Lebanese banks that are battling with the deteriorating Lebanese pound have since last year began tight controls on withdrawals and transfers abroad, drawing outrage from local and foreign depositors who are now unable to access their accounts.
Assad noted that anywhere from $20 billion to $42 billion of Syrian deposits could have been lost in the once-successful banking sector that held over $170 billion in foreign currency deposits.
“This figure for an economy like Syria is terrifying,” he added
Syrian businessmen have explained their situation with Lebanon’s tight controls on withdrawals, saying that they have locked hundreds of millions of dollars that were once used to import basic goods from oil to commodities into Syria.

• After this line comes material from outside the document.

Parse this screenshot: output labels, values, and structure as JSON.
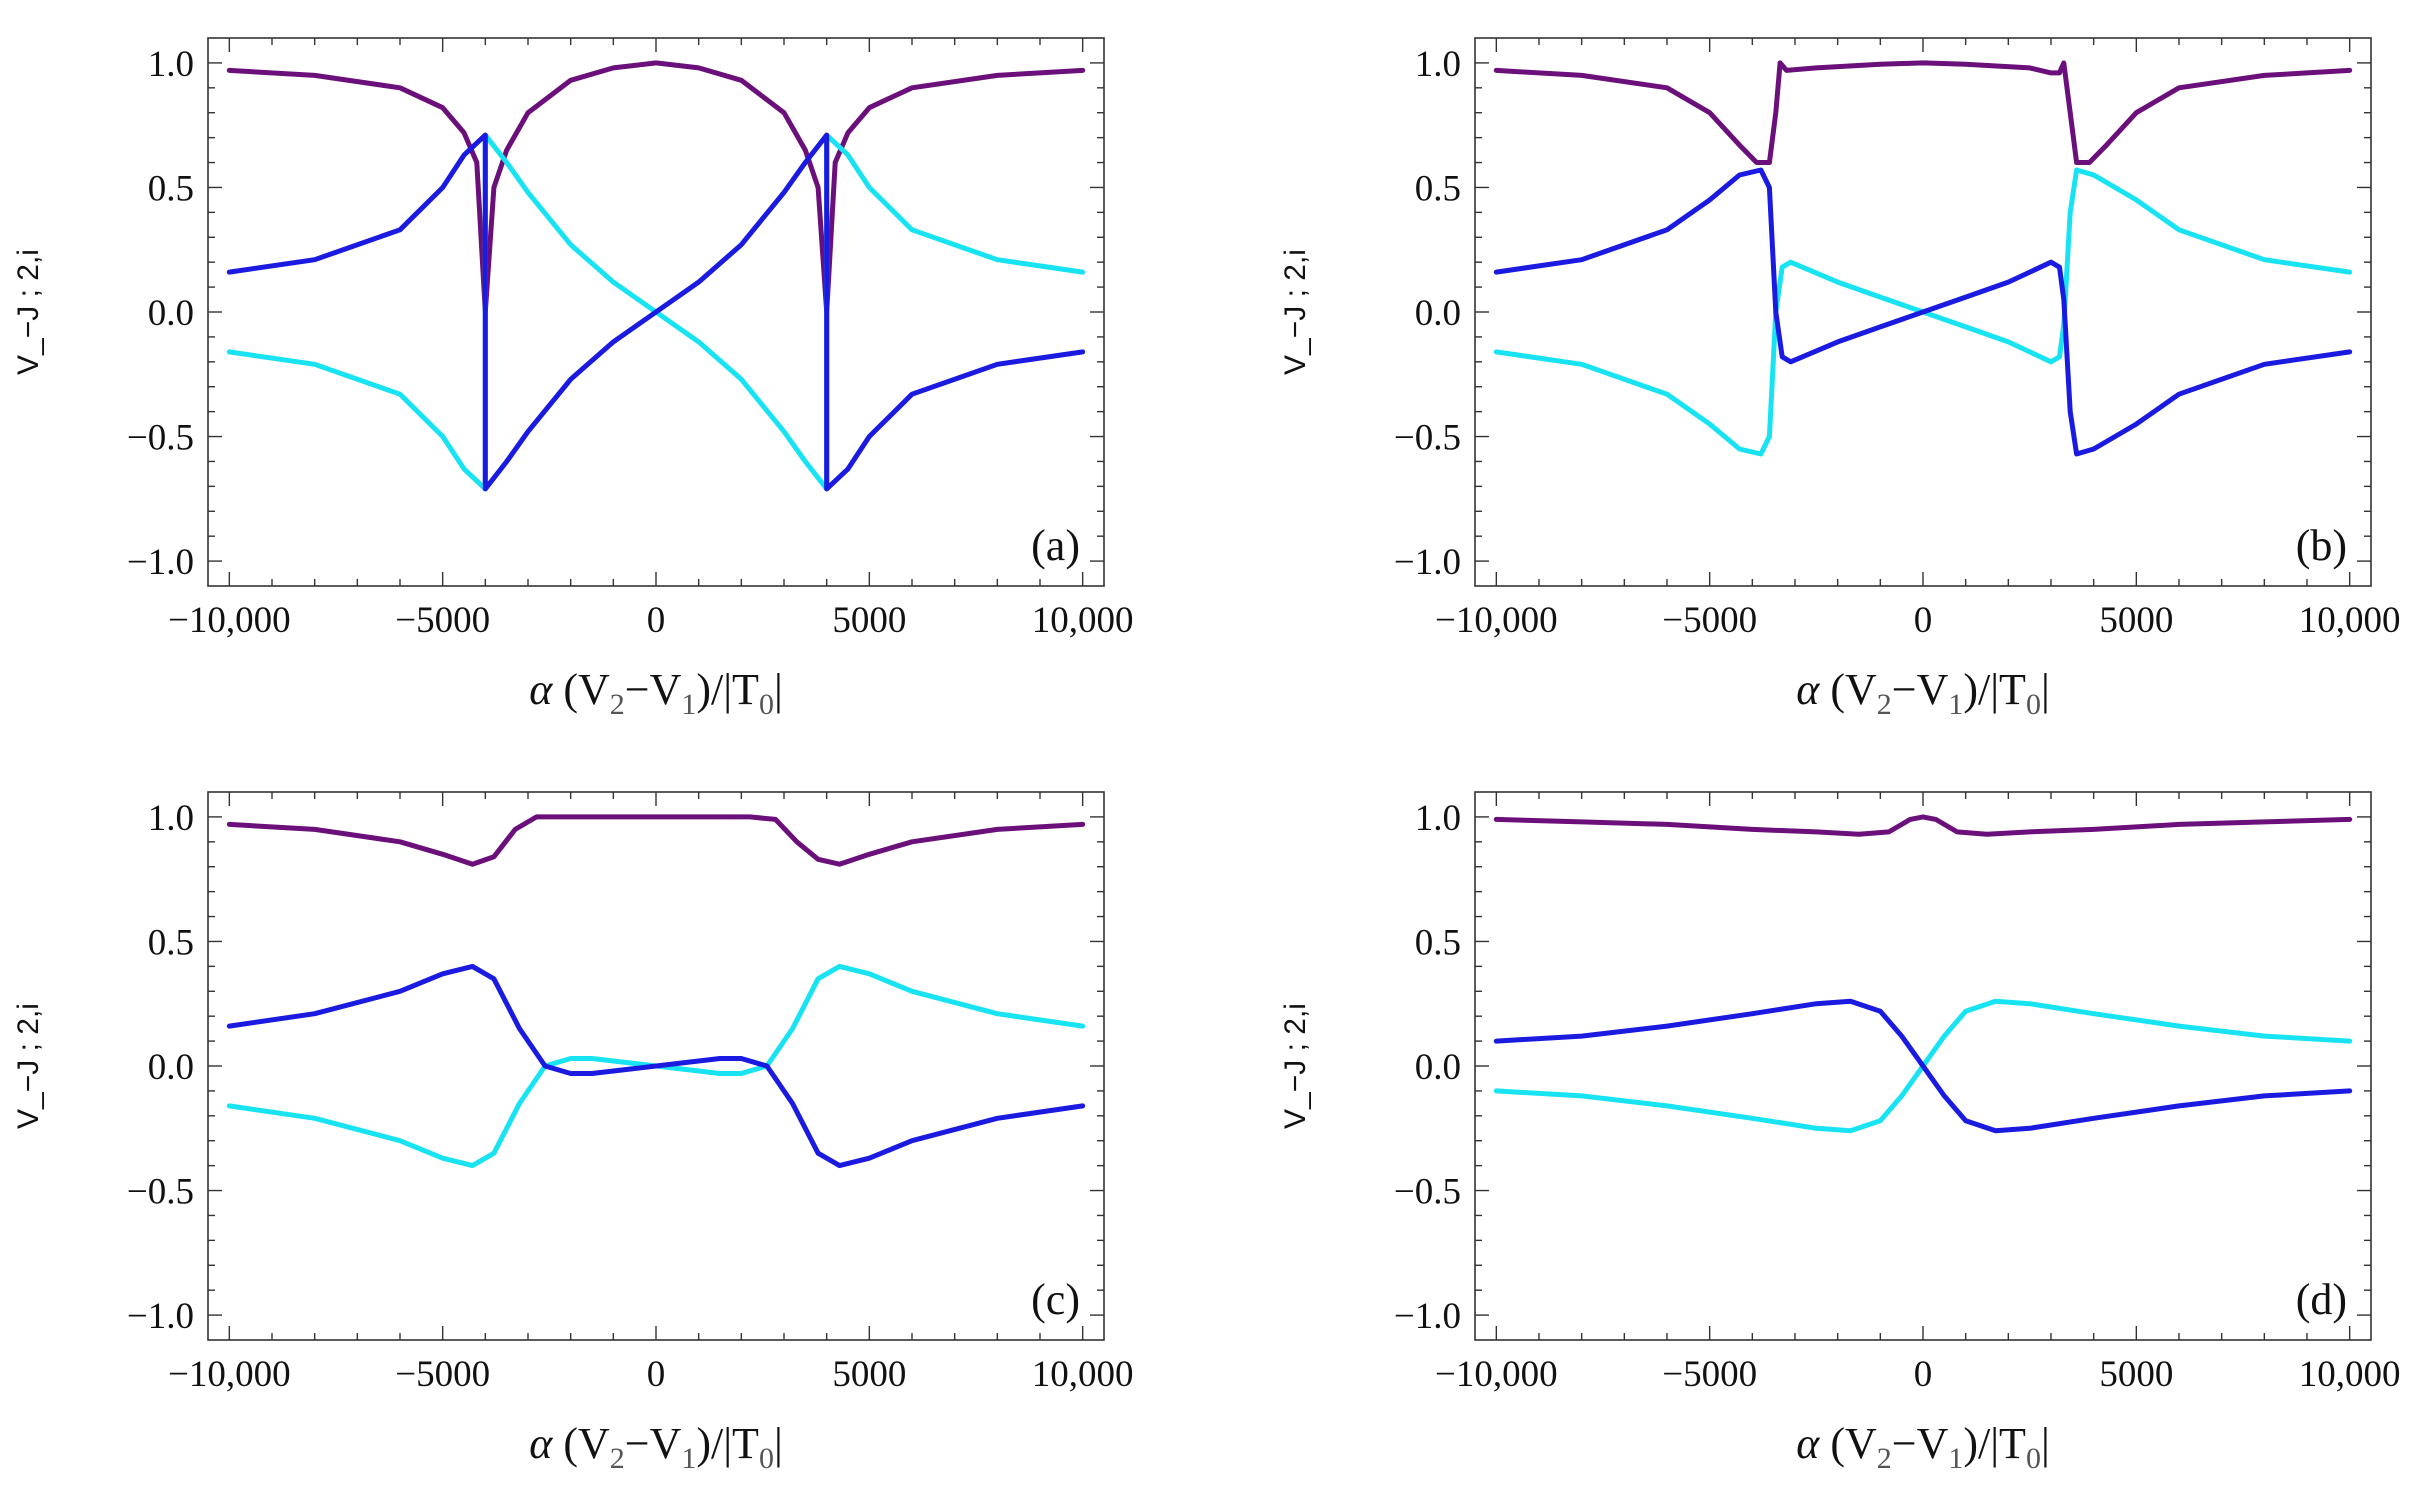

According to bankers and businessmen, many Syrian front companies have also long avoided sanctions that the US Treasury has imposed on them by using Lebanon’s banking system to import illegal goods into Syria by land.
Assad further claimed that the current economic crisis of his country is not caused by the Caesar Act, which is the toughest US sanctions yet against Damascus and which came into action last June, but by Lebanon’s banks.
“The crisis began before the Caesar Act and years after the long-imposed Western sanctions… It’s the money in the Lebanese banks that has been lost,” Assad said.
Fact is, the ongoing issue with the Lebanese banks restricting withdrawals of the depositors’ funds started only in 2019 during the early stages of the October 17 revolution, aka years after the onset of Syria’s war plight that has ravaged its country and economy.
Moreover, in his blames against Lebanon, Assad failed to mention its regime’s role in crippling further the economy of Lebanon that has been sheltering for almost a decade over a million Syrian refugees which he has failed to protect.
That’s to add the long open-ended smuggling of Lebanon subsidized essentials into Syria to support his regime at the account of Lebanon’s crippled economy and the increased financial suffering of the Lebanese people.